Jan Shoemaker’s essays have appeared in many journals, including River Teeth, Upstreet, The Pinch, Sufi Journal, Colorado Review, The Sun, and American Literary Review. She was a recipient of the AWP Intro Journals Award in Creative Nonfiction and has an MFA in writing. Visit her (infrequently updated) website at jantshoemaker.com.
John Solensten most recently published Frankenbird with Loose Moose Publishing; 1st edition (2016). He has published several novels, including The Gibson Boy and Buffalo Grass. Also, two short story collections and more than thirty individual stories. He has always delighted in Rabelais, his giants, and other extravagances. The Dakotas are his most personal and spiritual territory with Lakota myth as background for his award winning novel Goodthunder, several stories, and Buffalo Grass. John lives in the Twin Cities with his beloved Brenda.

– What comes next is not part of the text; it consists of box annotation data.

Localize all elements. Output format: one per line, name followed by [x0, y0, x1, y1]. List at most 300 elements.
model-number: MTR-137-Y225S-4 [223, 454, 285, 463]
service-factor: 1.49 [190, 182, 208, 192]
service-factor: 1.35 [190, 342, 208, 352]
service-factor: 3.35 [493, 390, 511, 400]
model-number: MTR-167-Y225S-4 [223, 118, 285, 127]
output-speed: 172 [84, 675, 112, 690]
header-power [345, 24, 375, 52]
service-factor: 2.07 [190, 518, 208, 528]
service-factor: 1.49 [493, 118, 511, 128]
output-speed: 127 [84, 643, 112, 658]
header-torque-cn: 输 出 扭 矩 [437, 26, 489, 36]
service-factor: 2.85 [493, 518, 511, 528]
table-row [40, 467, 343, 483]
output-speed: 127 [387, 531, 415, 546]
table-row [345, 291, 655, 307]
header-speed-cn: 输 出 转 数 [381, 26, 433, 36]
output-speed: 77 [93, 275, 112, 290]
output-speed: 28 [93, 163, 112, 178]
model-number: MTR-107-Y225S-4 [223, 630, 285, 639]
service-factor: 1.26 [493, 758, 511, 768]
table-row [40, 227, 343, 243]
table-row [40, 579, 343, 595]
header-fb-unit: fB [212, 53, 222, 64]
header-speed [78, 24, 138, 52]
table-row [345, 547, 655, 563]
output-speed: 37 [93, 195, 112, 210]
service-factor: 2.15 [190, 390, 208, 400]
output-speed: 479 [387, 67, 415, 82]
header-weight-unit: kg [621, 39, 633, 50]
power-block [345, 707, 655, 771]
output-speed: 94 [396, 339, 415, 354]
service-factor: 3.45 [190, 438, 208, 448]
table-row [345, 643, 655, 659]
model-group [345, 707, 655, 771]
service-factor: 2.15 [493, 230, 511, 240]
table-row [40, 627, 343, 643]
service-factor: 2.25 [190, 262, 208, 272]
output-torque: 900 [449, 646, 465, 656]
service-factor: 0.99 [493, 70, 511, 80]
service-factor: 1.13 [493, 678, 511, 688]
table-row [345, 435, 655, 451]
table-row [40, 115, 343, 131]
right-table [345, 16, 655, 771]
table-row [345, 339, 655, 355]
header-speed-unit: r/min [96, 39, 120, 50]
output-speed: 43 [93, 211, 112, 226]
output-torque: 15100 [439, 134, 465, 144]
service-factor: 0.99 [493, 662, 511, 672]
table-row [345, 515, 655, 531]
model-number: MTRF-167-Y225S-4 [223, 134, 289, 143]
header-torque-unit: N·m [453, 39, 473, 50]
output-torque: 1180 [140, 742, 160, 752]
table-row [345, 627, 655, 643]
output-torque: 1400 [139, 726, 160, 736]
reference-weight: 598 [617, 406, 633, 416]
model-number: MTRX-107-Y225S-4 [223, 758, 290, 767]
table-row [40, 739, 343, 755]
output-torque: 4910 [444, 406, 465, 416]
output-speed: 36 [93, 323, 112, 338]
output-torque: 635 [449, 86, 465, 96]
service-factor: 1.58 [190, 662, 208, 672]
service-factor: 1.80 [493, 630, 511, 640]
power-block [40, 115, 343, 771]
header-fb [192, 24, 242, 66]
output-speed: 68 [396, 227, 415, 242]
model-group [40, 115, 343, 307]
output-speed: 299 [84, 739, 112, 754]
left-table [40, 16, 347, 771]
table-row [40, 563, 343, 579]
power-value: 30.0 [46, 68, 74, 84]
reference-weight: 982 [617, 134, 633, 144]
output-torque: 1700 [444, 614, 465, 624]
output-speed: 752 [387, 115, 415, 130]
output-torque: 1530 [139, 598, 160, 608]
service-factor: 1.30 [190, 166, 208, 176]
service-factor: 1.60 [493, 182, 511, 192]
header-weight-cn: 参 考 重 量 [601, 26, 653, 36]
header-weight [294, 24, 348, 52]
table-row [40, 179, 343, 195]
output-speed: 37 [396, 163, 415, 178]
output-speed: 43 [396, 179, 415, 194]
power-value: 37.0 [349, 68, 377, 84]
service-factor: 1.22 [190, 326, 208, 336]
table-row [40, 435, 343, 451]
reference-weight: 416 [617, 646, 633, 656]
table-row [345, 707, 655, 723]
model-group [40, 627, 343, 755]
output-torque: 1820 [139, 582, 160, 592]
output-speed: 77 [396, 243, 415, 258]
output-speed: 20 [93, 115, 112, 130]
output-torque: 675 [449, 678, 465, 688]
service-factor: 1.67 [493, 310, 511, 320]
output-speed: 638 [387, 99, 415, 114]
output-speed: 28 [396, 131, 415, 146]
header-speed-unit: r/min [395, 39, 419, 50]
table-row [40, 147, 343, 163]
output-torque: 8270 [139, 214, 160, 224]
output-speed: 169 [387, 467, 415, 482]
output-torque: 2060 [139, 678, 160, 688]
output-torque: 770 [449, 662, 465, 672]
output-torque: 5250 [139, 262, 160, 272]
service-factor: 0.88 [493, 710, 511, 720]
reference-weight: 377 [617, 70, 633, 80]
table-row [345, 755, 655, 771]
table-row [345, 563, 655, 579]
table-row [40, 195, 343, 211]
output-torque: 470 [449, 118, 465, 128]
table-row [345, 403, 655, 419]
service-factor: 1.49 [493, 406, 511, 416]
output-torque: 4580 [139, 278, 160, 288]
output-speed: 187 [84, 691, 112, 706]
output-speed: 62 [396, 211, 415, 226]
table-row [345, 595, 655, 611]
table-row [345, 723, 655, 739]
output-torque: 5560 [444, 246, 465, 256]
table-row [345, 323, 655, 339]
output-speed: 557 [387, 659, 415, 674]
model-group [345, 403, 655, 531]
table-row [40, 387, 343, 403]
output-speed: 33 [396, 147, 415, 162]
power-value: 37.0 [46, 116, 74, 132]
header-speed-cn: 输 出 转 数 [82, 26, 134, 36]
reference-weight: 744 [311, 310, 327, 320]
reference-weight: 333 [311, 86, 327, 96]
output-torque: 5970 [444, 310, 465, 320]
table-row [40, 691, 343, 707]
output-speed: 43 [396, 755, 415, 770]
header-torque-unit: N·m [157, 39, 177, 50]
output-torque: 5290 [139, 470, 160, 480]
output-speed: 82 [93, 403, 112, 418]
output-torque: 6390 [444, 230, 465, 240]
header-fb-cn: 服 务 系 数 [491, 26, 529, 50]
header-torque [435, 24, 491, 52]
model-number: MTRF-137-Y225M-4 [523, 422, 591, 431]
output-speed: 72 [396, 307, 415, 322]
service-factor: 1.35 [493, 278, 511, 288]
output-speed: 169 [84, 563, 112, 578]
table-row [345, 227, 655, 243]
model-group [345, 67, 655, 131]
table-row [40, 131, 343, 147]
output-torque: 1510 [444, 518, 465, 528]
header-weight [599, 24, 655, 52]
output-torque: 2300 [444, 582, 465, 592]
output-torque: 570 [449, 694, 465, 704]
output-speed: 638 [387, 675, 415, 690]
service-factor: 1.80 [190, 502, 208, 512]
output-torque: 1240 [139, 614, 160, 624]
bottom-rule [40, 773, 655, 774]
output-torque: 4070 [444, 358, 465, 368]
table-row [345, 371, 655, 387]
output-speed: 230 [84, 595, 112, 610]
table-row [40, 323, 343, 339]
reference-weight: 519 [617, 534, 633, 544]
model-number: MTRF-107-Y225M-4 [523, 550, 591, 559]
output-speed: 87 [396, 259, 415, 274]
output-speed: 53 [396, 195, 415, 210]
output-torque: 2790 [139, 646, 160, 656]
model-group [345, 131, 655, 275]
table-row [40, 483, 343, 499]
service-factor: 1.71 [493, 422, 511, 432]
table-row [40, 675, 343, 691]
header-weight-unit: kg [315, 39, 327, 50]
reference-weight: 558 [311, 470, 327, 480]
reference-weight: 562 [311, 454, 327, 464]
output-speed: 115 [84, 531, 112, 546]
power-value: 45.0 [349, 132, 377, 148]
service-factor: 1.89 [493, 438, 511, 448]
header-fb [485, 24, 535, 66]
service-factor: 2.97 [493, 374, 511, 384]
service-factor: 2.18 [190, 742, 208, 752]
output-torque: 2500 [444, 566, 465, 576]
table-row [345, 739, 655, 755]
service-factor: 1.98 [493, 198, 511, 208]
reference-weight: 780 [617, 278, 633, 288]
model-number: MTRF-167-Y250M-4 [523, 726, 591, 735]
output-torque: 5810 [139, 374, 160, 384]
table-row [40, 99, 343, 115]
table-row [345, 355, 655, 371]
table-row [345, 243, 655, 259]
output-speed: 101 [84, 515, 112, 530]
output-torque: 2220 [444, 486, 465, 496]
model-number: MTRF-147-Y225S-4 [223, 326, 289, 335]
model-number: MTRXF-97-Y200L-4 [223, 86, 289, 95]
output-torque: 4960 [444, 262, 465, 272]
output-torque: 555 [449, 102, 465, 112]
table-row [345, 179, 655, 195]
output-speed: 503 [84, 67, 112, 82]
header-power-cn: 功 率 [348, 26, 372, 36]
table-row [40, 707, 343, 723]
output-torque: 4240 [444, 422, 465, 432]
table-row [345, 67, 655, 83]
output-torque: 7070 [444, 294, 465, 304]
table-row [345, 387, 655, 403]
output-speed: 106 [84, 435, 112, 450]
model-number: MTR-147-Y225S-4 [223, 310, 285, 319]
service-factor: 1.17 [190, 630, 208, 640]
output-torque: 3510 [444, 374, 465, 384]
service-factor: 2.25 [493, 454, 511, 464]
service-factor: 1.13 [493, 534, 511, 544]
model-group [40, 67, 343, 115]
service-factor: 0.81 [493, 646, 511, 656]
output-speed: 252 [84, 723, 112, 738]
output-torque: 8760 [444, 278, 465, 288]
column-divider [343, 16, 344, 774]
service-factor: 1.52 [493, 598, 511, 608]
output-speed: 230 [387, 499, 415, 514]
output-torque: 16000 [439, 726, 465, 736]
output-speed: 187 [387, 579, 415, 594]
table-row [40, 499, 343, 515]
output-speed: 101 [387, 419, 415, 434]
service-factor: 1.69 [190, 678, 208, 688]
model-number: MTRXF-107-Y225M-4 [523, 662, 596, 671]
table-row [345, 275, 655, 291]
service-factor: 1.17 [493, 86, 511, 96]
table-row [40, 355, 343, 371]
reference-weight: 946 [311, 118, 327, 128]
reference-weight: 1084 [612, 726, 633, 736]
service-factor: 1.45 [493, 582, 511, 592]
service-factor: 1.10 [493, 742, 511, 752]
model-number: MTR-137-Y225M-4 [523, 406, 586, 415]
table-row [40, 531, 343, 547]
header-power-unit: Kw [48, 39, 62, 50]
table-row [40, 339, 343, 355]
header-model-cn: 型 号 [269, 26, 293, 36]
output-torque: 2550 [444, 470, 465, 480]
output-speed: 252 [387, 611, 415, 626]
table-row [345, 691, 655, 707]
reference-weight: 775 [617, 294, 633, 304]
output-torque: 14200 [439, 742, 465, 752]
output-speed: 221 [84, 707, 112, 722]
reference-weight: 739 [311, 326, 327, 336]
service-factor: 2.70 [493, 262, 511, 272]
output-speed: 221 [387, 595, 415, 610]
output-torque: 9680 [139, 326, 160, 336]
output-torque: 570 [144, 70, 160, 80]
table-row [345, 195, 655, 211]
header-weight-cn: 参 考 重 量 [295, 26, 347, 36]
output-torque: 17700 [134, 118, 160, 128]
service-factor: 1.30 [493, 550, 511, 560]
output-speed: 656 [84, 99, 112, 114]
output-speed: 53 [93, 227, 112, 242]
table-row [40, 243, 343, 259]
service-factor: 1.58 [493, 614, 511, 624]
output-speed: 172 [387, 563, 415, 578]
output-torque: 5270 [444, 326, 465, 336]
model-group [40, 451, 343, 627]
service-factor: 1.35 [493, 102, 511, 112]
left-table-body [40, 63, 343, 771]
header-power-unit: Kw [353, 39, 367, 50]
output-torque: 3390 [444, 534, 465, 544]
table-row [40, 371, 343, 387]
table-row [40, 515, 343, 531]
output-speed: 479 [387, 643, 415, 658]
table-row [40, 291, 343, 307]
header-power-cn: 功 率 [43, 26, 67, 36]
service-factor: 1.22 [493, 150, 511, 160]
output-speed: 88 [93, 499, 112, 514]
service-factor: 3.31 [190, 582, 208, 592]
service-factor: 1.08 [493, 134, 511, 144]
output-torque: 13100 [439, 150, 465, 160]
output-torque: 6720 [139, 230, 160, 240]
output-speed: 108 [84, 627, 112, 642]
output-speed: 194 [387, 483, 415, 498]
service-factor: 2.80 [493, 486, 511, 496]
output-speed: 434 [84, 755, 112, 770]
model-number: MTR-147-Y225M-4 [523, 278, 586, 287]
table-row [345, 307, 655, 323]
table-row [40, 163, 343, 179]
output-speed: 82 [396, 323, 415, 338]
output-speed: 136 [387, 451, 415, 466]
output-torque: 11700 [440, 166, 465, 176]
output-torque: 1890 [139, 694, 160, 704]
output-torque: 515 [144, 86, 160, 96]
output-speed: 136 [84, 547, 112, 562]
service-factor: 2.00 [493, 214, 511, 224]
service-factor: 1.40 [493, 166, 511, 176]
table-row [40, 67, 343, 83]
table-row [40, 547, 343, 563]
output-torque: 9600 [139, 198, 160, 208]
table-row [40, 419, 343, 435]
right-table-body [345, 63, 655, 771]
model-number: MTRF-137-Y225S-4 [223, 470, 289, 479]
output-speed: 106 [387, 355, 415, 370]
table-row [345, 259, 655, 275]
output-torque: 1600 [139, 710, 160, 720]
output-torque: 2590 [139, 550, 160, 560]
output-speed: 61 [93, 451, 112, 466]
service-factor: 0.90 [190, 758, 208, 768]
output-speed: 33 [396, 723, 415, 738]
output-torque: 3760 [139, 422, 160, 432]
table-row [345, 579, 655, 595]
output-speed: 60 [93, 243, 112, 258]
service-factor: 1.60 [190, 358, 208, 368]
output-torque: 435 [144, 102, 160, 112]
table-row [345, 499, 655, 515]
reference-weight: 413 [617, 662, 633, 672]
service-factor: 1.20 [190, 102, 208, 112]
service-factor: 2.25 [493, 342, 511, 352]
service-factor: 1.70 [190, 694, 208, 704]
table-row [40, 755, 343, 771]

Patty Somlo has received four Pushcart Prize nominations, been nominated for storySouth Million Writers Award and had an essay selected as a Notable Essay of 2013 for Best American Essays 2014. She served as an associate editor for Pacific News Service in San Francisco and as a member of the editorial collection for VoiceCatcher, an annual anthology featuring the writings of women from Portland, Oregon. Find her at www.pattysomlo.com or follow her on Twitter @PattySomlo. Her book, Even When Trapped Behind Clouds: A Memoir of Quiet Grace contains an essay first published in Under the Sun, “The Old Pali Road.” The book is now available for a pre-order discount from the publisher, WiDo Publishing, at the following link: Even When Trapped Behind Clouds by Patty Somlo/.
Frank Soos has a new book of essays out from the University of Washington Press, titled Unpleasantries. It contains two essays that first appeared in Under the Sun, “Naked to the World” and “Mont Sainte-Victoire, Approximately.”
Francine Marie Tolf’s new collection of poems The Rough Edge of Joy will be published this year by Red Bird Chapbooks of Minnesota. Poems in this chapbook have appeared in many journals, most recently in Dappled Things and damselfly press.
Dennis Vannatta has a new collection of short stories, tentatively titled Deer Whistle: Arkansas Stories, coming out this fall from Et Alia Press.